- Sedai is using deep reinforcement learning to help enterprises go beyond automation to actual autonomy
- The idea is to free up software engineers and DevOps teams to do higher-order tasks rather than focusing on day-to-day management of microservices
- While analysts agree these tools could make life easier, they warned that relying too heavy on AI could actually backfire
It may be little known today, but software startup Sedai is angling to become the Waymo of the cloud world. The company, which just bagged $20 million in Series B funding, is storming the market with the idea that cloud compute and storage shouldn’t just be automated but autonomous.
“Automation at scale has a critical problem: It needs someone to take the decision,” Sedai CEO Suresh Mathew told Fierce. “AI is enough if there’s a human to help. [But] decision making needs more than AI.”
Enter Sedai, which has used patented deep reinforcement learning to build its software into an expert Decision Engine.
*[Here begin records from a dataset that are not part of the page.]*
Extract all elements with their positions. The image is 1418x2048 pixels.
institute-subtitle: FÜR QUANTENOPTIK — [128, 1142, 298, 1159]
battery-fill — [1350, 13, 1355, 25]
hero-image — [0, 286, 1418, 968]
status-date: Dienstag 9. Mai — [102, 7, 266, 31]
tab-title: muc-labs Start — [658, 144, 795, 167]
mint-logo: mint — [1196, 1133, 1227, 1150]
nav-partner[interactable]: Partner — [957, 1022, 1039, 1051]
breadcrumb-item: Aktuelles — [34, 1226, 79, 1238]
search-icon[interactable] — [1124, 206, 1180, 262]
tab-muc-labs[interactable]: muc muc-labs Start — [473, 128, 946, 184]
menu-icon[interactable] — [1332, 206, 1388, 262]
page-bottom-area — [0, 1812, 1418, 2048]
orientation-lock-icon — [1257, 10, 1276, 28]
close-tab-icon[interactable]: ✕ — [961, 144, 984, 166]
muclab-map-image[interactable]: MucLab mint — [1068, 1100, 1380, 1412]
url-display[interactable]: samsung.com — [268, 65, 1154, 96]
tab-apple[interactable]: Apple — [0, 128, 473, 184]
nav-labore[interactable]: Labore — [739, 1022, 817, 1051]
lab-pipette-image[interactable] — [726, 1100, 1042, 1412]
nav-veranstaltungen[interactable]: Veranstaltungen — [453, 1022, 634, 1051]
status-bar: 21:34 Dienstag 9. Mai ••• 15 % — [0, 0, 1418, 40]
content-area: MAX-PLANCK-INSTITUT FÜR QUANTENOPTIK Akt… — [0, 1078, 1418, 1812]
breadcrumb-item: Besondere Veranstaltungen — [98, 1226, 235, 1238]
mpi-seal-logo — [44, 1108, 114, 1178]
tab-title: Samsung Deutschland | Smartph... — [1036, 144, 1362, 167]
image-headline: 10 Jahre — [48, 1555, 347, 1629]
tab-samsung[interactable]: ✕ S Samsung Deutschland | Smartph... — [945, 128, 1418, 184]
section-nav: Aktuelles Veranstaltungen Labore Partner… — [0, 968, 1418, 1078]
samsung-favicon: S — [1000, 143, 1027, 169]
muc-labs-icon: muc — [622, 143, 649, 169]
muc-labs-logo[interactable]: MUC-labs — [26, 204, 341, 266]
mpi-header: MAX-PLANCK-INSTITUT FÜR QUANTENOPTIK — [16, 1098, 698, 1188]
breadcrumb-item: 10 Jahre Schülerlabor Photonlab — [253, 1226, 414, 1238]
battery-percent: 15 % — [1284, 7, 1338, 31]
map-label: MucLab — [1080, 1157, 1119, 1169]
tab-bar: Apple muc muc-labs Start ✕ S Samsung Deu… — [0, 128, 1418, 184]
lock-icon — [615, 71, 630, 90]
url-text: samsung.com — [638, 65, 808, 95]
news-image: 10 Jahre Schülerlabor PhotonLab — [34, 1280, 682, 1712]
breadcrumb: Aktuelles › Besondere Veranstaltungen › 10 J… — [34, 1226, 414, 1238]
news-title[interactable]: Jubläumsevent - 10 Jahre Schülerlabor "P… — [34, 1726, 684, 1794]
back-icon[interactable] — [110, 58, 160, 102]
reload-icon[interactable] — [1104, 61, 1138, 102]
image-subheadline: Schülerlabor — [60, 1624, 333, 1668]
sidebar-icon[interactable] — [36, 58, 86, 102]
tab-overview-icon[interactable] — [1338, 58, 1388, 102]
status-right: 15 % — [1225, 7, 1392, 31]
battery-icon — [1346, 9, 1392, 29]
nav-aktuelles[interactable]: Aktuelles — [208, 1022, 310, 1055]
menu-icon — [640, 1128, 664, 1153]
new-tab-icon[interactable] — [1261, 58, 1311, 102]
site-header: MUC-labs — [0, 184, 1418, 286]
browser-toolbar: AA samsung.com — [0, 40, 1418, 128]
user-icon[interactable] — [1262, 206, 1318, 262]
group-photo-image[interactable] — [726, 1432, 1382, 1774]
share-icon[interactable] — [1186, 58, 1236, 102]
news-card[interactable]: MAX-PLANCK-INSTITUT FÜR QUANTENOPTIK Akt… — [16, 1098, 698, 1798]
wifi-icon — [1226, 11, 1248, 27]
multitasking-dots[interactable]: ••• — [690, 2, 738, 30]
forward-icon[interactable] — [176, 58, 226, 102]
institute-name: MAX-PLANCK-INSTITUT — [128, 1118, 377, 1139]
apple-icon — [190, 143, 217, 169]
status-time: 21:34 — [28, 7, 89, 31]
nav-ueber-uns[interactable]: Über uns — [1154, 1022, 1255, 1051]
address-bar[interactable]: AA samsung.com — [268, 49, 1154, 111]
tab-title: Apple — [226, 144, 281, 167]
The idea is to free platform and site reliability engineers from having to make thousands of tiny decisions about the microservices they manage so they can work on higher-order items – all while lowering costs and improving efficiency.
Mathew said Sedai’s software can today be applied to manage compute (think virtual machines, Kubernetes and serverless resources) across all three of the hyperscale cloud environments. It has its sights set on expanding its applicability to storage and LLMops next.
On the former front, it already offers compatibility with Databricks and is looking to tackle repositories like Snowflake EMR (electronic medical record) systems next, Mathew said.
Enabling autonomy
Sedai’s ambitions for autonomy aren’t theoretical.
Mathew noted the idea for Sedai stemmed from work he did at PayPal, where he helped the company build the first autonomous underpinnings for its payments platform. When he made his exit in 2020 to found Sedai, PayPal was one of its angel investors, he said. It subsequently raised $15 million in 2022. Coupled with the $20 million it just scored, that means it's raised $38.8 million to date.
While it hasn’t really focused on its go-to-market strategy until now, Sedai has already bagged some big fish. Mathew rattled off a list of prominent customers in the cybersecurity, pharmaceutical and banking industries that have already deployed its technology. It also has a proof-of-concept in progress with one of the top three U.S. telecom companies, he said.
“The most difficult customers have already been cracked open. We are ready to soak all these verticals in,” he said.
Mathew said the money the company just raised will go in part towards R&D in the aforementioned areas but also to scaling its go-to-market functions.
Analyst angle
Asked about the competitive landscape, Mathew said it was hard to compare what Sedai is doing with what others offer the same way it’s hard to compare Waymo to Uber or Lyft.
But Gartner VP Analyst Manjunath Bhat told Fierce the company is up against the likes of Akamas, Avesha, CAST AI, CloudBolt (formerly Stormforge) and PerfectScale (which is part of doit).
Bhat added that some of the key hurdles that have thus far prevented enterprises from adopting autonomous technology include a lack of maturity in DevOps, platforming engineering and SRE; a lack of collaboration between software engineering and IT teams; regulatory restrictions; and clunky old architectures.
In terms of where Sedai can help, Bhat said the company's tools offer the most benefit when it comes to predicting demand and autoscaling accordingly; optimizing latency in serverless environments; autoconfiguring application runtimes, platforms and virtual machines via traffic analysis; and “rightsizing” recommendations to downsize or shut off instances to save costs.
But while AI and autonomous tools are certainly poised to help software engineers and DevOps teams, it's worth noting that Gartner and AvidThink's Roy Chua have also flagged a huge potential downside to relying too heavily on such capabilities.
"Although AI seeks to reduce cognitive load, it could unintentionally reduce cognitive skills as well," Bhat and his colleagues wrote in a January 2024 report. "Human cognitive skills deteriorate when not used. This leaves us unprepared to make the right decisions when AI tools reach their limits and we find ourselves suddenly back in the driver’s seat. The added risk of using AI as a decision engine is that it decreases human understanding of how systems operate and leads to a lack of situational awareness."